While Shawn Marion undoubtedly falls short of the "star" moniker, he's one of two players in this article whose well-rounded nature makes impossible to exclude.
Nicknamed "The Matrix" because of his ability to contribute to a game in so many ways, Marion was a quiet contributor for the Dallas Mavericks last season, much like he'll be during the 2012-13 campaign.
He averaged 10.6 points, 7.4 rebounds, 2.1 assists, 0.6 blocks and 1.1 steals per game during his third season under Mark Cuban and will likely put up similar numbers during his fourth.
Marion is another lockdown defender, capable of guarding his man effectively both on the blocks and the perimeter.
Despite the hitch in his jumper and his advancing age, Marion is still one of the NBA's premier well-rounded players.
Well, you don't have to wait long before getting to the next player whose versatility trumps his lack of stardom. Lamar Odom might have something to say about that last part now that he's with the Los Angeles Clippers, though.
If he can earn enough playing time, he'll be a crucial player alongside Chris Paul and Blake Griffin. Even if he doesn't, he'll still affect the game in a variety of ways.
Odom came into the league as a massive forward who was capable of running the show as a point-forward, and not too much has changed since his first stint with the Clippers from 1999-2003. He's lost some of his athleticism and effectiveness, but his skill set still remains widespread among the different areas of basketball.
When you're a threat to lead the league in triple-doubles while playing point guard, you definitely qualify as one of the most versatile players in the Association.
Such is the case with Rajon Rondo, who makes up for his lack of scoring ability with nearly unmatched court vision and a terrific level of tenacity when crashing the boards.
Plus, the Boston Celtics point guard is a tremendous defender out on the perimeter. He's one of the rare players who's both capable of swiping the ball away multiple times a game and locking his target down on each and every one of the possessions on which he doesn't record a steal.
Rondo isn't the absolute most versatile player in the NBA, but his stat-stuffing ways allow him to at least come close.
If only Josh Smith understood that he is already versatile...
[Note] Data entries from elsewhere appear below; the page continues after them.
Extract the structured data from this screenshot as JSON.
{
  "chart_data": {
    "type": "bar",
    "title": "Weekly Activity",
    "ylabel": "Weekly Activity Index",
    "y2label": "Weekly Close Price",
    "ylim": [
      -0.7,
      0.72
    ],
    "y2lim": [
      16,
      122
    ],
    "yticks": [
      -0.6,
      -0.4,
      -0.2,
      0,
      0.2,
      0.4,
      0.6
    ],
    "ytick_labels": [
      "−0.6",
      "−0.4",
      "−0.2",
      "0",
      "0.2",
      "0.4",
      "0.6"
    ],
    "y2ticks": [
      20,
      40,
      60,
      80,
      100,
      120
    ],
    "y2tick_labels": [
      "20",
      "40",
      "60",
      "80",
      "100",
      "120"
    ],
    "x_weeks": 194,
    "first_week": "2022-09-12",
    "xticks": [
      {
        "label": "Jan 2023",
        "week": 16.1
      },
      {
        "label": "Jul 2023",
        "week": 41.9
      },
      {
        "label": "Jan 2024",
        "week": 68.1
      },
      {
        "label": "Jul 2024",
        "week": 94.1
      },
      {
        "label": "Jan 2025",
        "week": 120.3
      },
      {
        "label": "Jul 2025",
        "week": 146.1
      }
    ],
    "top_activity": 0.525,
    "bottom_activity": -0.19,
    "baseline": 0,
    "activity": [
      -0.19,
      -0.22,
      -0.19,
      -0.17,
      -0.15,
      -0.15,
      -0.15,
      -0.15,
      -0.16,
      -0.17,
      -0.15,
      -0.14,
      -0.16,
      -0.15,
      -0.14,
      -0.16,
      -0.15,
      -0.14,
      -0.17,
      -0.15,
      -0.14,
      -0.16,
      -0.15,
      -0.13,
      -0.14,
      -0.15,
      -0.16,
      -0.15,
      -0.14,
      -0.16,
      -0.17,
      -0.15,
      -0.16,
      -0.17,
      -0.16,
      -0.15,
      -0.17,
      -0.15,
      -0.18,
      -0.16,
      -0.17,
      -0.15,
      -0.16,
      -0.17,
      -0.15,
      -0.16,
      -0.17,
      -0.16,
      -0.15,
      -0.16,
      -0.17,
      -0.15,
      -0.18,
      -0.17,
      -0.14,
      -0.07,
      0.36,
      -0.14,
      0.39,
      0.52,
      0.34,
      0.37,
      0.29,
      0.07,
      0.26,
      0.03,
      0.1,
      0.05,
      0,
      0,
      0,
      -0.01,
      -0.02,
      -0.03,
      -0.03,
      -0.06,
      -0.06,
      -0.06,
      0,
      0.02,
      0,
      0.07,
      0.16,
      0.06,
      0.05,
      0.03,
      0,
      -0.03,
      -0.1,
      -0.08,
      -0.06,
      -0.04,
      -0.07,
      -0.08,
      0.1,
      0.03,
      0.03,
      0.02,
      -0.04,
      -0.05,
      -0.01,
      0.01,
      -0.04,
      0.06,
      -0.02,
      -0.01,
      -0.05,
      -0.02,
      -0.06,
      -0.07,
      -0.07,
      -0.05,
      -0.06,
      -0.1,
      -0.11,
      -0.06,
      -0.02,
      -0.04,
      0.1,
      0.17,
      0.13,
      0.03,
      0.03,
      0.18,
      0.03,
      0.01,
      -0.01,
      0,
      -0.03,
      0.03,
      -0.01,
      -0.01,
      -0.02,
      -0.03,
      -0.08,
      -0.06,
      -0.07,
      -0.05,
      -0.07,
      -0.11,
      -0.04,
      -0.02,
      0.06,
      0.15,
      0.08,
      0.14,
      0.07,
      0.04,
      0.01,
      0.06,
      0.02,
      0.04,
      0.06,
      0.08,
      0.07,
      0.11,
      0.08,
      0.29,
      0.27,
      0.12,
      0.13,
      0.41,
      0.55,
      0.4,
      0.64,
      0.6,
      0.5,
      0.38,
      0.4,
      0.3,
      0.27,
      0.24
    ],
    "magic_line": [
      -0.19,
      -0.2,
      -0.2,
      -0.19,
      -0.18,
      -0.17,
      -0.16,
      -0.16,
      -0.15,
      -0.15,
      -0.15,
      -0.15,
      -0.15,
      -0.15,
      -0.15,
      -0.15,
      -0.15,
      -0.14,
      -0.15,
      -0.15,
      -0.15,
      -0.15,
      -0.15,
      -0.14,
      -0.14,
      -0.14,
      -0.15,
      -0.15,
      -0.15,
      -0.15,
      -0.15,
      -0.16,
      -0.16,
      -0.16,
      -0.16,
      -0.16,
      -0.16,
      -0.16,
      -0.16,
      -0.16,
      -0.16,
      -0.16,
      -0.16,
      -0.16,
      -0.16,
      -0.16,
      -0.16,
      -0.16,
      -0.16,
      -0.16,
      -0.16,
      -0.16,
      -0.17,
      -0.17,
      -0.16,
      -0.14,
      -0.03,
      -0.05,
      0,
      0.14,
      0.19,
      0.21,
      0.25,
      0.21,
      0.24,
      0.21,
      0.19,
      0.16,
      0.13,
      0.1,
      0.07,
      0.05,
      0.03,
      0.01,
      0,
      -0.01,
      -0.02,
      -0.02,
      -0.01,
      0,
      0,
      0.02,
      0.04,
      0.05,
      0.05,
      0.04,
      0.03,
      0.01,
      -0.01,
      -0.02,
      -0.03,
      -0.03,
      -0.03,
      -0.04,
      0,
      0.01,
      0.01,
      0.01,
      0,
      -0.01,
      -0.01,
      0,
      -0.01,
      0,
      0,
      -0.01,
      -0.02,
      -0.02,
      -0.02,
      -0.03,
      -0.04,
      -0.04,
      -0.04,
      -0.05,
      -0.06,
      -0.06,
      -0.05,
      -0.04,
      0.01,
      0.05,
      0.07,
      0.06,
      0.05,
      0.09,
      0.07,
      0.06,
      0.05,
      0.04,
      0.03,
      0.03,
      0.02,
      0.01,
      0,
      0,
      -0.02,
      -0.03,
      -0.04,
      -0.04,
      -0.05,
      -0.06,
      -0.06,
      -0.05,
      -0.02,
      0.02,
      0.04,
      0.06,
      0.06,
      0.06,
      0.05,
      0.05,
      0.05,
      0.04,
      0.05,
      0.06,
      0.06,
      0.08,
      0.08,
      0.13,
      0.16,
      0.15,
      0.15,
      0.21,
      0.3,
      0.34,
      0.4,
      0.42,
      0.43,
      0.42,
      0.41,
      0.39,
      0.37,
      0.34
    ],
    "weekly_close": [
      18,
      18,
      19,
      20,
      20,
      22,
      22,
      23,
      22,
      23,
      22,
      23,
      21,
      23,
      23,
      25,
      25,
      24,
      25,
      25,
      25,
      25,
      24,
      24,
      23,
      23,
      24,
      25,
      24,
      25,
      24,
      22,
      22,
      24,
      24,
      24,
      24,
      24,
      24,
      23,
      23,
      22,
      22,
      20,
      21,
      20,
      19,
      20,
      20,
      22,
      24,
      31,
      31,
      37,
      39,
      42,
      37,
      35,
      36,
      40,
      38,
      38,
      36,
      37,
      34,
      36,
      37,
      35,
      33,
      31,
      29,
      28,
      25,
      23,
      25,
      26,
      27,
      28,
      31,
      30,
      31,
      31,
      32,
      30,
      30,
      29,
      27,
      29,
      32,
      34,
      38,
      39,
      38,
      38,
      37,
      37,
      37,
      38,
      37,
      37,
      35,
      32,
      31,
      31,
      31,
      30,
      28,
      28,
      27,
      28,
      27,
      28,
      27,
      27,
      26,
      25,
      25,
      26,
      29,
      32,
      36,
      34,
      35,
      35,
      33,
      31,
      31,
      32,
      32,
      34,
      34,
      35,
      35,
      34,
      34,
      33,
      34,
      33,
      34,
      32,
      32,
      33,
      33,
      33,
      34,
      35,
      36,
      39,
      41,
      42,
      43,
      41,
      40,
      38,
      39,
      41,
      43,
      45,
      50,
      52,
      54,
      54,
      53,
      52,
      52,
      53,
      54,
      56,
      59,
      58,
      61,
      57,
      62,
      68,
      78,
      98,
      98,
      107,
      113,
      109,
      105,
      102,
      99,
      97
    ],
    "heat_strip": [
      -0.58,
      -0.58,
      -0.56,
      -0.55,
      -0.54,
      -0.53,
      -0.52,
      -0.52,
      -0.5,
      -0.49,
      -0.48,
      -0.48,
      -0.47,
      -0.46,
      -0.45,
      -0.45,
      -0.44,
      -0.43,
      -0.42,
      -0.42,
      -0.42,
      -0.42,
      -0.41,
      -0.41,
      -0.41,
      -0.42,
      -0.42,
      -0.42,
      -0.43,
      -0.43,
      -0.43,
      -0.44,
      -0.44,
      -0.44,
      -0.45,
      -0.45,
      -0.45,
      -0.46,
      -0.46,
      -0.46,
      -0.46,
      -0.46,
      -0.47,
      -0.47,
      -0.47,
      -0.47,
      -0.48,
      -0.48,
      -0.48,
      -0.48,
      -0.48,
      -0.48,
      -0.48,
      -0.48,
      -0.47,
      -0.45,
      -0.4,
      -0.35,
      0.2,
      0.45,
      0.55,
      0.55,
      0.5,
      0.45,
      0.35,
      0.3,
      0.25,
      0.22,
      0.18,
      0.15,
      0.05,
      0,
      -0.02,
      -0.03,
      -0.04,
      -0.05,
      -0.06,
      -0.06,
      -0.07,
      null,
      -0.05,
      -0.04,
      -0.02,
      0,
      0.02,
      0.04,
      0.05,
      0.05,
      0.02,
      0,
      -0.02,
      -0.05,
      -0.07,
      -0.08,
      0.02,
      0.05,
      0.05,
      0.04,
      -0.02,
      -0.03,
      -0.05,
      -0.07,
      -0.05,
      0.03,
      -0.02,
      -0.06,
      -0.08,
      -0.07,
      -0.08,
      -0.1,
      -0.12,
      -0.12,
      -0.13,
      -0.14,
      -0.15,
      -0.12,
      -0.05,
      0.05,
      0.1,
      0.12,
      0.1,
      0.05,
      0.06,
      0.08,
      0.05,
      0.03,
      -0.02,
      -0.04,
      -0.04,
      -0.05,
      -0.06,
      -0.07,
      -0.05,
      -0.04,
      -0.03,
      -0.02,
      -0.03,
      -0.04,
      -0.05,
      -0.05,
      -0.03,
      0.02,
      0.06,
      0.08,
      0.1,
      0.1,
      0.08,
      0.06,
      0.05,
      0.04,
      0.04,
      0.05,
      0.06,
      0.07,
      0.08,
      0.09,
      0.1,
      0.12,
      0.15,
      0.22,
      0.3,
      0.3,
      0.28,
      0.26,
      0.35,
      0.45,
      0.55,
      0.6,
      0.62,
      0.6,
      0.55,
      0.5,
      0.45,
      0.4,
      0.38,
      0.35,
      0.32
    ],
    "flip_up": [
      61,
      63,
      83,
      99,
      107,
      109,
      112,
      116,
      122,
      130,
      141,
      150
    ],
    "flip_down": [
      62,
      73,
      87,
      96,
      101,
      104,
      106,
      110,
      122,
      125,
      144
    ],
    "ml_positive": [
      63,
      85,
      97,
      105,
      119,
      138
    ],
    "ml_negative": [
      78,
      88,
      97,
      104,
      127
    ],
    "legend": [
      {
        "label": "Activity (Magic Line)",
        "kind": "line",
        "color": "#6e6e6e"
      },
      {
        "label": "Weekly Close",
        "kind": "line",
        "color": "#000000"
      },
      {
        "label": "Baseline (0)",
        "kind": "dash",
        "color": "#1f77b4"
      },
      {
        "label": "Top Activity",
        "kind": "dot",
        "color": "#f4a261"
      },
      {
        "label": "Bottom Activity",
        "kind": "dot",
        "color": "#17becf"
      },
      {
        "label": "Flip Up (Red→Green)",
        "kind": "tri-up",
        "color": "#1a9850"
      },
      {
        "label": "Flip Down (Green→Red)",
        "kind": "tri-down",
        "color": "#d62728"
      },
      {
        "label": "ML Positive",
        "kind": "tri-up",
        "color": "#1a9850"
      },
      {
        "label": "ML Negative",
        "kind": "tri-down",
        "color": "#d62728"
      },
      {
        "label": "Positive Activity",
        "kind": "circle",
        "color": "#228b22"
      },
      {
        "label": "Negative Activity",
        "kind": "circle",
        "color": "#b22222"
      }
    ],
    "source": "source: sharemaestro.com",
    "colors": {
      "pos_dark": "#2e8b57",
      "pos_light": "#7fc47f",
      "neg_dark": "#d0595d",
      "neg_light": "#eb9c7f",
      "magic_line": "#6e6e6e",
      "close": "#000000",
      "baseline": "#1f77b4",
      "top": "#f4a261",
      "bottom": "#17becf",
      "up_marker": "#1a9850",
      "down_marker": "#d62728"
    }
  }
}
Smith is one of the league's top shot-blockers, but he also plays great defense even when he's not racking up the counting stats. He also uses his athleticism successfully on offense and has developed into one of the better scorers at the power forward position that the NBA has to offer.
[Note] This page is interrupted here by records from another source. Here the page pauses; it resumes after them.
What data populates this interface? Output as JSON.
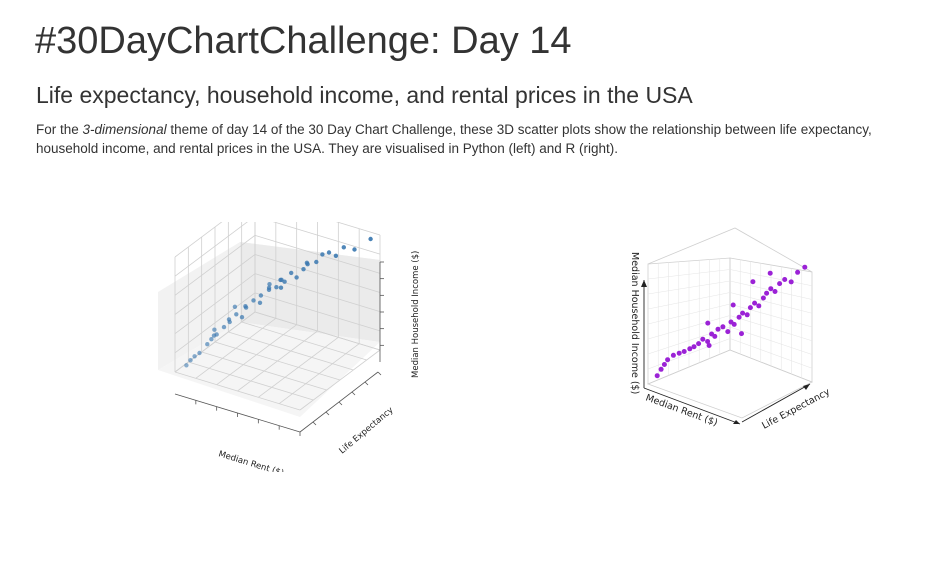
{
  "page": {
    "title": "#30DayChartChallenge: Day 14",
    "subtitle": "Life expectancy, household income, and rental prices in the USA",
    "description": {
      "before": "For the ",
      "emphasis": "3-dimensional",
      "after": " theme of day 14 of the 30 Day Chart Challenge, these 3D scatter plots show the relationship between life expectancy, household income, and rental prices in the USA. They are visualised in Python (left) and R (right)."
    }
  },
  "chart_data": [
    {
      "type": "scatter",
      "name": "python-3d-scatter",
      "xlabel": "Median Rent ($)",
      "ylabel": "Life Expectancy",
      "zlabel": "Median Household Income ($)",
      "color": "#3a78b0",
      "note_scale": "relative position within each axis range (0 = low, 1 = high)",
      "points": [
        {
          "rent": 0.04,
          "life": 0.08,
          "income": 0.03
        },
        {
          "rent": 0.06,
          "life": 0.1,
          "income": 0.07
        },
        {
          "rent": 0.08,
          "life": 0.12,
          "income": 0.1
        },
        {
          "rent": 0.1,
          "life": 0.15,
          "income": 0.12
        },
        {
          "rent": 0.13,
          "life": 0.2,
          "income": 0.18
        },
        {
          "rent": 0.15,
          "life": 0.22,
          "income": 0.22
        },
        {
          "rent": 0.18,
          "life": 0.24,
          "income": 0.26
        },
        {
          "rent": 0.2,
          "life": 0.3,
          "income": 0.3
        },
        {
          "rent": 0.22,
          "life": 0.34,
          "income": 0.33
        },
        {
          "rent": 0.24,
          "life": 0.3,
          "income": 0.38
        },
        {
          "rent": 0.26,
          "life": 0.36,
          "income": 0.4
        },
        {
          "rent": 0.28,
          "life": 0.4,
          "income": 0.36
        },
        {
          "rent": 0.3,
          "life": 0.42,
          "income": 0.44
        },
        {
          "rent": 0.32,
          "life": 0.38,
          "income": 0.48
        },
        {
          "rent": 0.34,
          "life": 0.45,
          "income": 0.5
        },
        {
          "rent": 0.36,
          "life": 0.5,
          "income": 0.46
        },
        {
          "rent": 0.38,
          "life": 0.48,
          "income": 0.54
        },
        {
          "rent": 0.4,
          "life": 0.55,
          "income": 0.56
        },
        {
          "rent": 0.42,
          "life": 0.52,
          "income": 0.6
        },
        {
          "rent": 0.44,
          "life": 0.58,
          "income": 0.58
        },
        {
          "rent": 0.46,
          "life": 0.6,
          "income": 0.64
        },
        {
          "rent": 0.48,
          "life": 0.62,
          "income": 0.62
        },
        {
          "rent": 0.5,
          "life": 0.55,
          "income": 0.68
        },
        {
          "rent": 0.52,
          "life": 0.64,
          "income": 0.7
        },
        {
          "rent": 0.55,
          "life": 0.66,
          "income": 0.66
        },
        {
          "rent": 0.58,
          "life": 0.7,
          "income": 0.72
        },
        {
          "rent": 0.6,
          "life": 0.72,
          "income": 0.76
        },
        {
          "rent": 0.62,
          "life": 0.68,
          "income": 0.8
        },
        {
          "rent": 0.65,
          "life": 0.75,
          "income": 0.78
        },
        {
          "rent": 0.68,
          "life": 0.78,
          "income": 0.84
        },
        {
          "rent": 0.72,
          "life": 0.8,
          "income": 0.86
        },
        {
          "rent": 0.75,
          "life": 0.84,
          "income": 0.82
        },
        {
          "rent": 0.8,
          "life": 0.86,
          "income": 0.9
        },
        {
          "rent": 0.86,
          "life": 0.9,
          "income": 0.88
        },
        {
          "rent": 0.95,
          "life": 0.96,
          "income": 0.97
        },
        {
          "rent": 0.2,
          "life": 0.18,
          "income": 0.34
        },
        {
          "rent": 0.3,
          "life": 0.28,
          "income": 0.52
        },
        {
          "rent": 0.12,
          "life": 0.3,
          "income": 0.2
        },
        {
          "rent": 0.5,
          "life": 0.4,
          "income": 0.72
        },
        {
          "rent": 0.4,
          "life": 0.7,
          "income": 0.5
        }
      ]
    },
    {
      "type": "scatter",
      "name": "r-3d-scatter",
      "xlabel": "Median Rent ($)",
      "ylabel": "Life Expectancy",
      "zlabel": "Median Household Income ($)",
      "color": "#9b22d6",
      "note_scale": "relative position within each axis range (0 = low, 1 = high)",
      "points": [
        {
          "rent": 0.04,
          "life": 0.05,
          "income": 0.05
        },
        {
          "rent": 0.06,
          "life": 0.08,
          "income": 0.1
        },
        {
          "rent": 0.08,
          "life": 0.1,
          "income": 0.14
        },
        {
          "rent": 0.1,
          "life": 0.12,
          "income": 0.18
        },
        {
          "rent": 0.14,
          "life": 0.15,
          "income": 0.22
        },
        {
          "rent": 0.18,
          "life": 0.18,
          "income": 0.24
        },
        {
          "rent": 0.22,
          "life": 0.2,
          "income": 0.26
        },
        {
          "rent": 0.25,
          "life": 0.24,
          "income": 0.28
        },
        {
          "rent": 0.28,
          "life": 0.26,
          "income": 0.3
        },
        {
          "rent": 0.3,
          "life": 0.3,
          "income": 0.32
        },
        {
          "rent": 0.33,
          "life": 0.32,
          "income": 0.36
        },
        {
          "rent": 0.36,
          "life": 0.35,
          "income": 0.34
        },
        {
          "rent": 0.38,
          "life": 0.38,
          "income": 0.4
        },
        {
          "rent": 0.4,
          "life": 0.4,
          "income": 0.38
        },
        {
          "rent": 0.42,
          "life": 0.42,
          "income": 0.44
        },
        {
          "rent": 0.45,
          "life": 0.45,
          "income": 0.46
        },
        {
          "rent": 0.48,
          "life": 0.48,
          "income": 0.42
        },
        {
          "rent": 0.5,
          "life": 0.5,
          "income": 0.5
        },
        {
          "rent": 0.52,
          "life": 0.52,
          "income": 0.48
        },
        {
          "rent": 0.55,
          "life": 0.55,
          "income": 0.54
        },
        {
          "rent": 0.58,
          "life": 0.56,
          "income": 0.58
        },
        {
          "rent": 0.6,
          "life": 0.6,
          "income": 0.56
        },
        {
          "rent": 0.62,
          "life": 0.62,
          "income": 0.62
        },
        {
          "rent": 0.65,
          "life": 0.64,
          "income": 0.66
        },
        {
          "rent": 0.68,
          "life": 0.66,
          "income": 0.64
        },
        {
          "rent": 0.7,
          "life": 0.7,
          "income": 0.7
        },
        {
          "rent": 0.72,
          "life": 0.72,
          "income": 0.74
        },
        {
          "rent": 0.75,
          "life": 0.74,
          "income": 0.78
        },
        {
          "rent": 0.78,
          "life": 0.76,
          "income": 0.76
        },
        {
          "rent": 0.8,
          "life": 0.8,
          "income": 0.82
        },
        {
          "rent": 0.84,
          "life": 0.82,
          "income": 0.86
        },
        {
          "rent": 0.88,
          "life": 0.86,
          "income": 0.84
        },
        {
          "rent": 0.92,
          "life": 0.9,
          "income": 0.92
        },
        {
          "rent": 0.96,
          "life": 0.95,
          "income": 0.96
        },
        {
          "rent": 0.6,
          "life": 0.4,
          "income": 0.7
        },
        {
          "rent": 0.7,
          "life": 0.55,
          "income": 0.88
        },
        {
          "rent": 0.5,
          "life": 0.65,
          "income": 0.36
        },
        {
          "rent": 0.85,
          "life": 0.6,
          "income": 0.98
        },
        {
          "rent": 0.4,
          "life": 0.3,
          "income": 0.52
        },
        {
          "rent": 0.3,
          "life": 0.45,
          "income": 0.26
        }
      ]
    }
  ]
}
That's not enough for Smoove, even though it would be plenty of tools for most players to have in their arsenals.
No. 5 is still convinced that he's a great shooter from the perimeter. News flash time: He isn't.
Whether you think that Dwyane Wade or Kobe Bryant is the best shooting guard in the NBA, it's impossible to deny that Wade is still one of the two best players at his position.
Wade's ascent to the top of the 2-guard totem pole happened because of more than just his slashing ability. As great as he is at cutting to the basket with and without the ball, he's a versatile player who makes a major impact on both ends of the court.
The greatest shot-blocking guard of all time, Wade is still a defender who causes players set to face the Miami Heat to stay up all night or wake up in a cold sweat.
The beauty of Wade's game is that he always finds a way to contribute, even when his shot isn't falling. When it is, the rest is gravy.
Even though Gerald Wallace is an inch taller than Andre Iguodala and plays combo-forward instead of a swingman role, he still plays a rather similar role to his now-Nuggets counterpart.
Crash is a tenacious defender on all areas of the court, and he can score capably. He isn't usually considered a primary option when it comes to putting the ball in the hoop, but he can do so effectively when he's asked to.
A great player in transition, Wallace is always dangerous after a missed shot and is a constant threat to pull down any available rebound.